Pero en su vida no todo era comedia.

“La adicción arrancó antes de empezar VideoMatch. Sentí que arrancó como una broma, como una joda. Uno siente en las primeras instancias que lo puede manejar. Primero una vez por semana. Después dos. Luego, todos los días”, confesó, con la voz quebrada, en una entrevista con Gastón Pauls para el programa Seres Libres. La fama, el ritmo frenético, los ratings de 40 puntos: todo parecía justificar el exceso. Pero detrás del maquillaje, Toti libraba su peor batalla. “La cocaína me consumía. La usaba para aguantar, para rendir, para no caer”.
Ni los aplausos ni los contratos pudieron salvarlo de ese espiral incansable. La fiesta se transformó en infierno. “Lloraba y consumía al mismo tiempo”, admitió. “La adicción no te deja vivir. Te quita todo”, reconoció tiempo después. El punto de inflexión llegó con sus hijos. Y con su exmujer, a quien reconocía como una fuerza esencial en su recuperación.

Fue entonces cuando, en medio de la desesperación, apareció Dios.
“Si no me sacaba el Señor, yo no salía más”, dijo en La Puerta Abierta, un ciclo cristiano. Su conversión fue tan profunda como radical. Comenzó a dar testimonio en eventos religiosos, como los encuentros del pastor Felipe de Stefani. “Cada uno tiene algo de lo que desprenderse. La droga, la comida, la tristeza… Dios sabe de qué”, les decía a auditorios atentos, donde ya no se buscaba risa, sino redención.

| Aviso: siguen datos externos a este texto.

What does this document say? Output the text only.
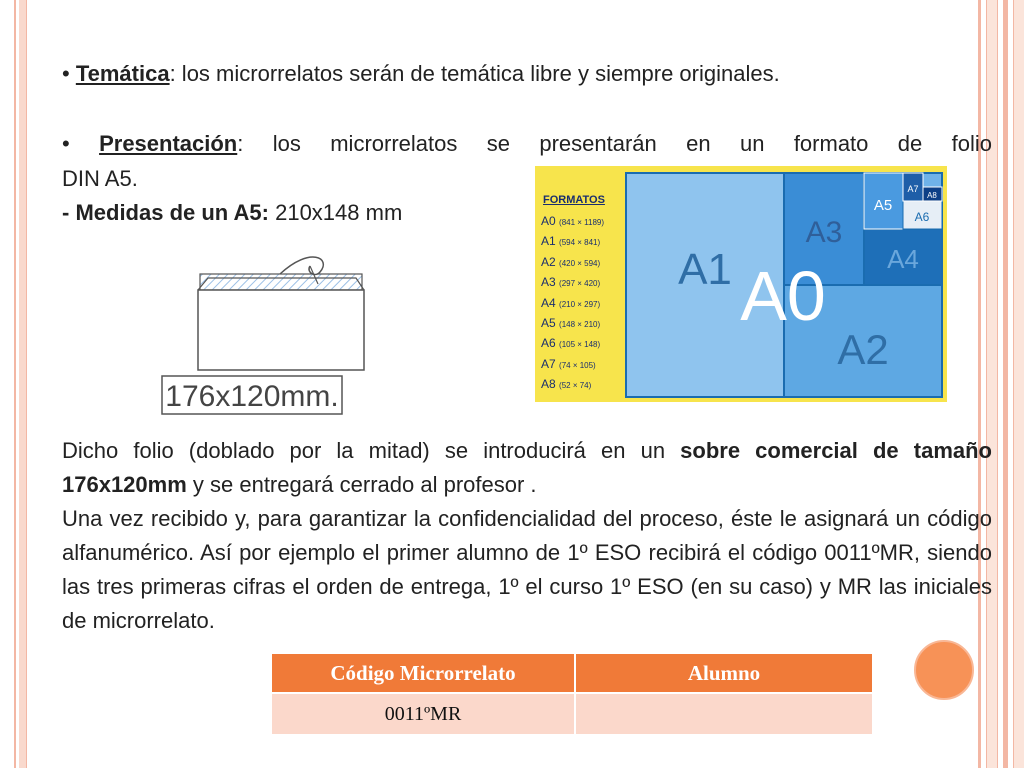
• Temática: los microrrelatos serán de temática libre y siempre originales.
• Presentación: los microrrelatos se presentarán en un formato de folio
DIN A5.
- Medidas de un A5: 210x148 mm
176x120mm.
FORMATOS
A0 (841 × 1189)
A1 (594 × 841)
A2 (420 × 594)
A3 (297 × 420)
A4 (210 × 297)
A5 (148 × 210)
A6 (105 × 148)
A7 (74 × 105)
A8 (52 × 74)
A1 A0
A2
A3
A4
A5
A6
A7
A8
Dicho folio (doblado por la mitad) se introducirá en un sobre comercial de tamaño 176x120mm y se entregará cerrado al profesor .
Una vez recibido y, para garantizar la confidencialidad del proceso, éste le asignará un código alfanumérico. Así por ejemplo el primer alumno de 1º ESO recibirá el código 0011ºMR, siendo las tres primeras cifras el orden de entrega, 1º el curso 1º ESO (en su caso) y MR las iniciales de microrrelato.
Código Microrrelato	Alumno
0011ºMR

Su transformación espiritual lo alejó poco a poco de los sets de televisión. Aunque en 2013 volvió a escena en La peluquería de don Mateo, ya nada fue igual. El escenario se convirtió en un espacio sagrado. Se sumó al proyecto de Pepe Soriano en Benavídez, y en un teatro de Tigre dictaba clases gratuitas de actuación. Enseñaba técnica, sí. Pero sobre todo, enseñaba humanidad.

“Toti me decía que el éxito no vale nada si estás mal con vos mismo”, cuenta uno de sus exalumnos. Ya no actuaba por fama, sino por sentido. Y en cada encuentro, sembraba una semilla de dignidad.
Tampoco dejó la música. Su banda, Toti y los Cilibertos, recorría el país con un show que mezclaba rock, humor y testimonios. “En cada presentación hay un momento en el que cuenta su historia. La gente lo escucha con lágrimas en los ojos”, recordaba un técnico de sonido. Subir al escenario, para él, ya no era representar: era seguir sanando.

El cine también lo vio brillar. Participó en Vivir intentando, junto al fenómeno juvenil Bandana, en Brigada explosiva: misión pirata, con Emilio Disi, Gino Renni, Luciana Salazar, Bicho Gómez y Jorge La Hiena Barrios, y en Cuatro de copas, junto a Federico Luppi y Pablo Yotich.
Pero su mayor película fue su propia vida. Una trama con primeros planos de gloria, secuencias de horror, un clímax de redención y un epílogo lleno de paz. “Cada día que pasaba, sentía que algo en mí se renovaba”, dijo alguna vez. Y esa renovación se volvió misión: ayudar a otros a salir del pozo. Ese pozo que él conocía muy bien.
Hoy, su círculo íntimo lo llora con gratitud. Fue un hombre que se rió de sí mismo para no llorar, y luego lloró hasta encontrar la forma de reír con verdad. Para su familia, verlo entero, libre de adicciones y en paz fue el milagro más grande. Murió un actor. Queda un legado.